Patient and Industry Groups Warn New EU Rules Will Reduce New Rare Disease Treatments

Rare Daily Staff

New guidelines set to take effect in January in the European Union threaten to reduce the number of new treatments for rare diseases, according to industry and patient groups that oppose the measures.

A report in the Financial Times said nearly 40 patient and industry organizations are seeking revisions to the new rules, which place less weight on single arm trials that do not use a placebo-control. They argue these new guidelines would make it harder to win approval for new therapies to treat rare diseases with small patient populations.

The Alliance for Regenerative Medicine, a cell and gene therapy trade group, said randomized control trials were too expensive and unethical because giving an ineffective placebo to a person with a severe illness would cause unnecessary suffering, the FT report said.
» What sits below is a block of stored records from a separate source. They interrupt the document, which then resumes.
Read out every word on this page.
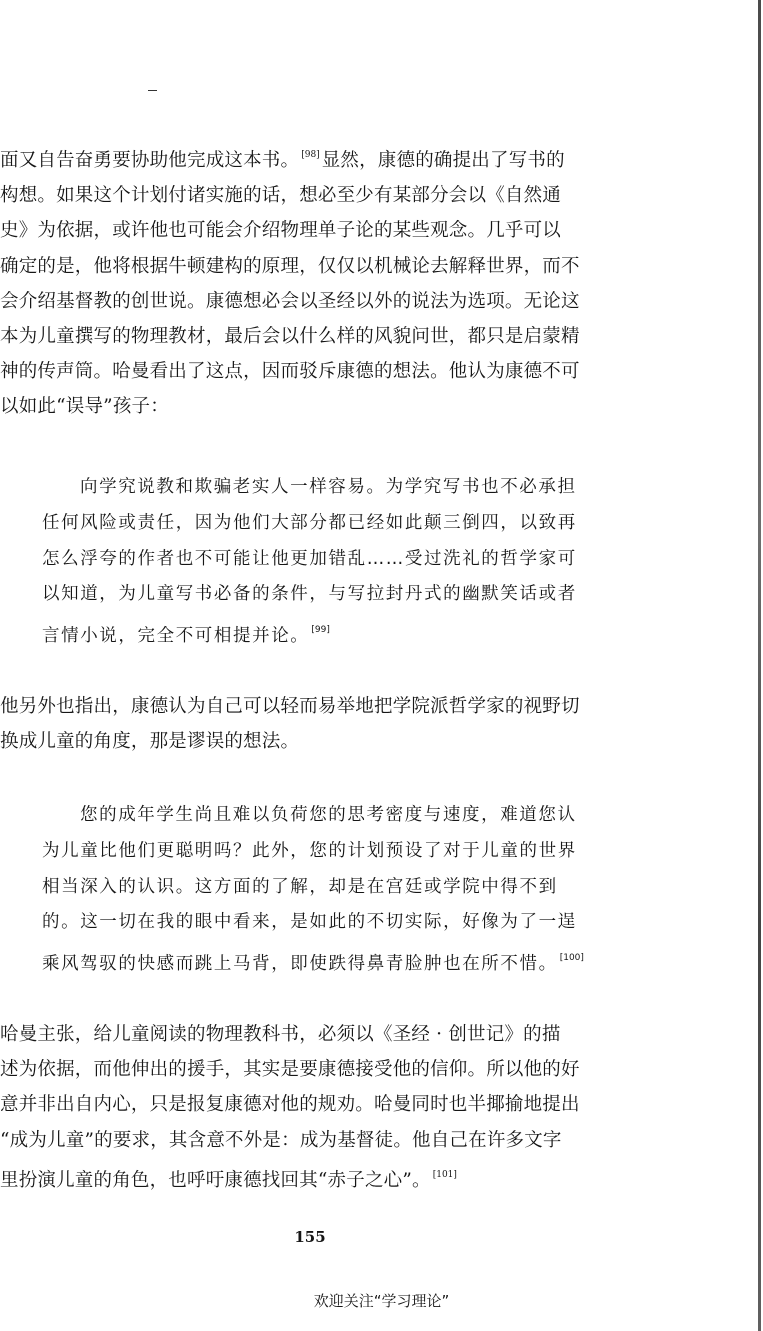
面又自告奋勇要协助他完成这本书。 [98] 显然，康德的确提出了写书的
构想。如果这个计划付诸实施的话，想必至少有某部分会以《自然通
史》为依据，或许他也可能会介绍物理单子论的某些观念。几乎可以
确定的是，他将根据牛顿建构的原理，仅仅以机械论去解释世界，而不
会介绍基督教的创世说。康德想必会以圣经以外的说法为选项。无论这
本为儿童撰写的物理教材，最后会以什么样的风貌问世，都只是启蒙精
神的传声筒。哈曼看出了这点，因而驳斥康德的想法。他认为康德不可
以如此“误导”孩子：
向学究说教和欺骗老实人一样容易。为学究写书也不必承担
任何风险或责任，因为他们大部分都已经如此颠三倒四，以致再
怎么浮夸的作者也不可能让他更加错乱……受过洗礼的哲学家可
以知道，为儿童写书必备的条件，与写拉封丹式的幽默笑话或者
言情小说，完全不可相提并论。 [99]
他另外也指出，康德认为自己可以轻而易举地把学院派哲学家的视野切
换成儿童的角度，那是谬误的想法。
您的成年学生尚且难以负荷您的思考密度与速度，难道您认
为儿童比他们更聪明吗？此外，您的计划预设了对于儿童的世界
相当深入的认识。这方面的了解，却是在宫廷或学院中得不到
的。这一切在我的眼中看来，是如此的不切实际，好像为了一逞
乘风驾驭的快感而跳上马背，即使跌得鼻青脸肿也在所不惜。 [100]
哈曼主张，给儿童阅读的物理教科书，必须以《圣经 · 创世记》的描
述为依据，而他伸出的援手，其实是要康德接受他的信仰。所以他的好
意并非出自内心，只是报复康德对他的规劝。哈曼同时也半揶揄地提出
“成为儿童”的要求，其含意不外是：成为基督徒。他自己在许多文字
里扮演儿童的角色，也呼吁康德找回其“赤子之心”。 [101]
155
欢迎关注“学习理论”
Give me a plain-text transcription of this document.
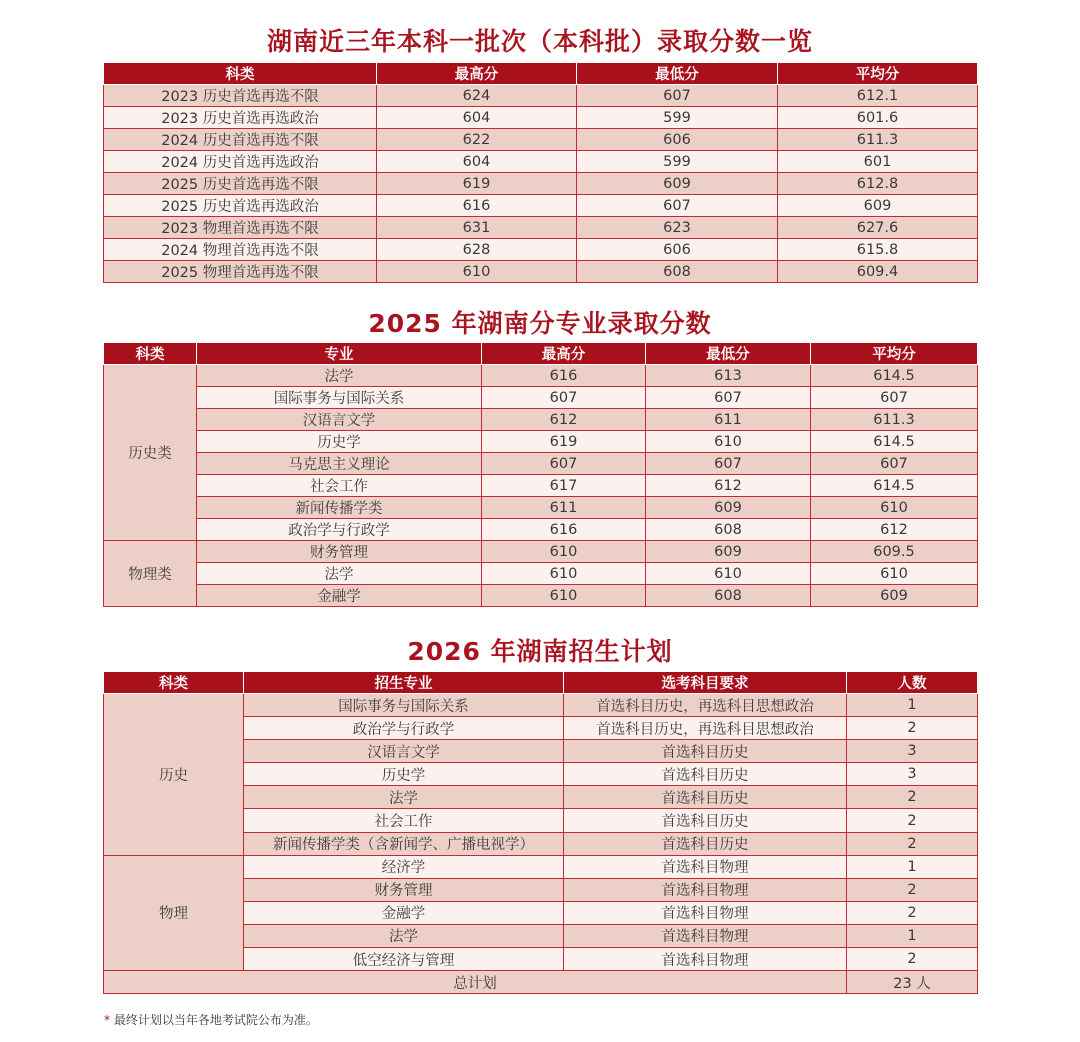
湖南近三年本科一批次（本科批）录取分数一览
科类	最高分	最低分	平均分
2023 历史首选再选不限	624	607	612.1
2023 历史首选再选政治	604	599	601.6
2024 历史首选再选不限	622	606	611.3
2024 历史首选再选政治	604	599	601
2025 历史首选再选不限	619	609	612.8
2025 历史首选再选政治	616	607	609
2023 物理首选再选不限	631	623	627.6
2024 物理首选再选不限	628	606	615.8
2025 物理首选再选不限	610	608	609.4
2025 年湖南分专业录取分数
科类	专业	最高分	最低分	平均分
历史类	法学	616	613	614.5
	国际事务与国际关系	607	607	607
	汉语言文学	612	611	611.3
	历史学	619	610	614.5
	马克思主义理论	607	607	607
	社会工作	617	612	614.5
	新闻传播学类	611	609	610
	政治学与行政学	616	608	612
物理类	财务管理	610	609	609.5
	法学	610	610	610
	金融学	610	608	609
2026 年湖南招生计划
科类	招生专业	选考科目要求	人数
历史	国际事务与国际关系	首选科目历史，再选科目思想政治	1
	政治学与行政学	首选科目历史，再选科目思想政治	2
	汉语言文学	首选科目历史	3
	历史学	首选科目历史	3
	法学	首选科目历史	2
	社会工作	首选科目历史	2
	新闻传播学类（含新闻学、广播电视学）	首选科目历史	2
物理	经济学	首选科目物理	1
	财务管理	首选科目物理	2
	金融学	首选科目物理	2
	法学	首选科目物理	1
	低空经济与管理	首选科目物理	2
总计划			23 人
* 最终计划以当年各地考试院公布为准。
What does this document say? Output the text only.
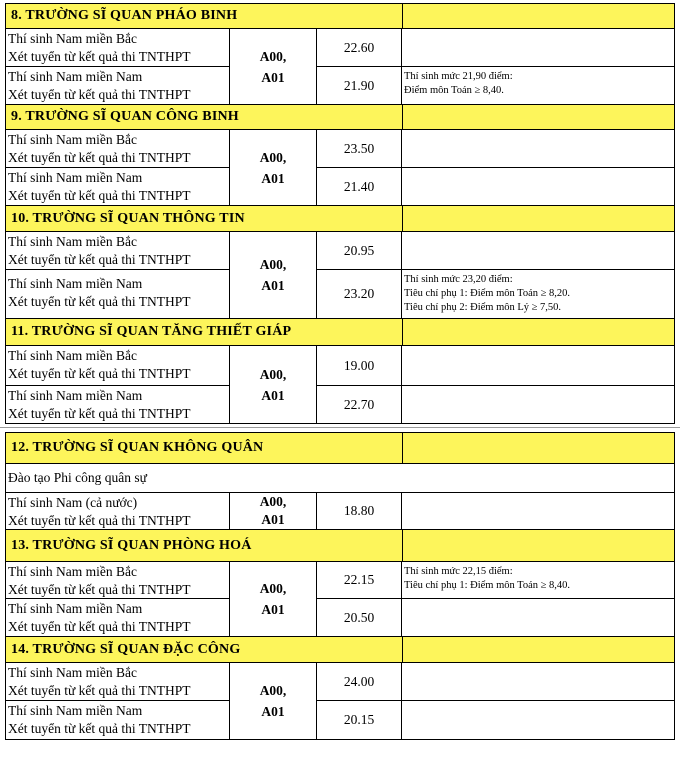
8. TRƯỜNG SĨ QUAN PHÁO BINH
Thí sinh Nam miền Bắc
Xét tuyển từ kết quả thi TNTHPT
Thí sinh Nam miền Nam
Xét tuyển từ kết quả thi TNTHPT
A00,
A01
22.60
21.90
Thí sinh mức 21,90 điểm:
Điểm môn Toán ≥ 8,40.
9. TRƯỜNG SĨ QUAN CÔNG BINH
Thí sinh Nam miền Bắc
Xét tuyển từ kết quả thi TNTHPT
Thí sinh Nam miền Nam
Xét tuyển từ kết quả thi TNTHPT
A00,
A01
23.50
21.40
10. TRƯỜNG SĨ QUAN THÔNG TIN
Thí sinh Nam miền Bắc
Xét tuyển từ kết quả thi TNTHPT
Thí sinh Nam miền Nam
Xét tuyển từ kết quả thi TNTHPT
A00,
A01
20.95
23.20
Thí sinh mức 23,20 điểm:
Tiêu chí phụ 1: Điểm môn Toán ≥ 8,20.
Tiêu chí phụ 2: Điểm môn Lý ≥ 7,50.
11. TRƯỜNG SĨ QUAN TĂNG THIẾT GIÁP
Thí sinh Nam miền Bắc
Xét tuyển từ kết quả thi TNTHPT
Thí sinh Nam miền Nam
Xét tuyển từ kết quả thi TNTHPT
A00,
A01
19.00
22.70
12. TRƯỜNG SĨ QUAN KHÔNG QUÂN
Đào tạo Phi công quân sự
Thí sinh Nam (cả nước)
Xét tuyển từ kết quả thi TNTHPT
A00,
A01
18.80
13. TRƯỜNG SĨ QUAN PHÒNG HOÁ
Thí sinh Nam miền Bắc
Xét tuyển từ kết quả thi TNTHPT
Thí sinh Nam miền Nam
Xét tuyển từ kết quả thi TNTHPT
A00,
A01
22.15
20.50
Thí sinh mức 22,15 điểm:
Tiêu chí phụ 1: Điểm môn Toán ≥ 8,40.
14. TRƯỜNG SĨ QUAN ĐẶC CÔNG
Thí sinh Nam miền Bắc
Xét tuyển từ kết quả thi TNTHPT
Thí sinh Nam miền Nam
Xét tuyển từ kết quả thi TNTHPT
A00,
A01
24.00
20.15
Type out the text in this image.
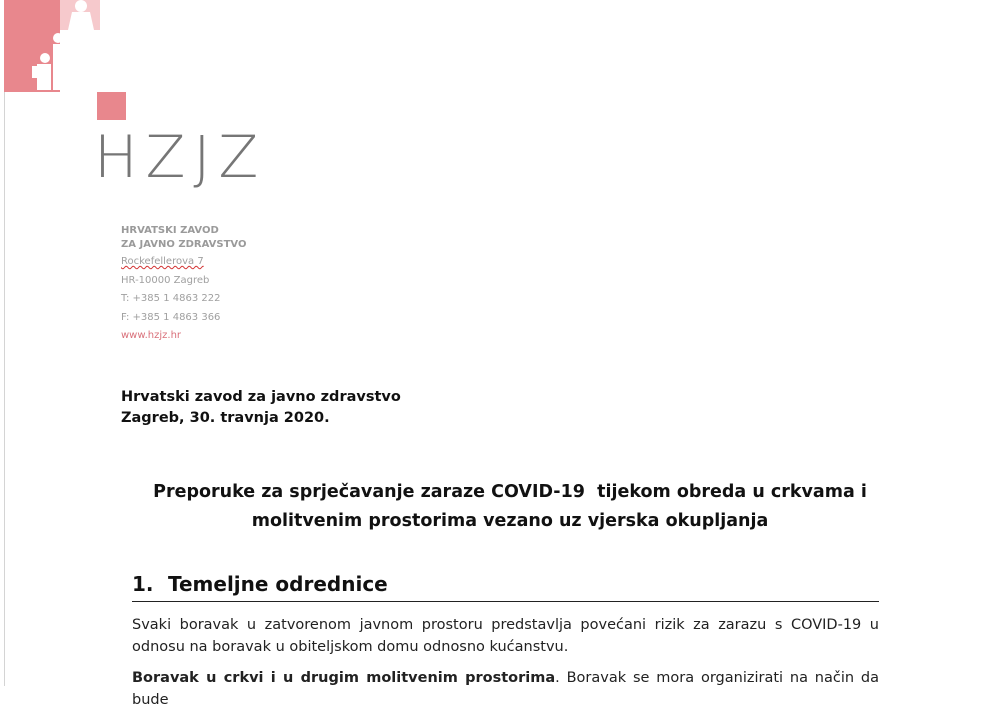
HZJZ
HRVATSKI ZAVOD
ZA JAVNO ZDRAVSTVO
Rockefellerova 7
HR-10000 Zagreb
T: +385 1 4863 222
F: +385 1 4863 366
www.hzjz.hr
Hrvatski zavod za javno zdravstvo
Zagreb, 30. travnja 2020.
Preporuke za sprječavanje zaraze COVID-19  tijekom obreda u crkvama i
molitvenim prostorima vezano uz vjerska okupljanja
1. Temeljne odrednice
Svaki boravak u zatvorenom javnom prostoru predstavlja povećani rizik za zarazu s COVID-19 u odnosu na boravak u obiteljskom domu odnosno kućanstvu.
Boravak u crkvi i u drugim molitvenim prostorima. Boravak se mora organizirati na način da bude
“In rare diseases, single-arm trials are often necessary for ethical, practical, and scientific reasons,” said Paolo Morgese, ARM’s Europe vice-president of public affairs, told FT. “The joint clinical assessment guidelines largely ignore this reality and miss a huge opportunity to build a modern EU system. Without changes, the current approach will undermine the EU’s goal to get transformative therapies to patients faster and could prevent access in many EU member states.”

The new guidelines come as a growing number of cell and gene therapies are moving through the pipeline. Though randomized, placebo-controlled studies are considered the gold standard for clinical trials, a study by the Alliance for Regenerative Medicine found that 80 percent of approved advanced therapies in the European Union won approval on the basis of a single-arm study.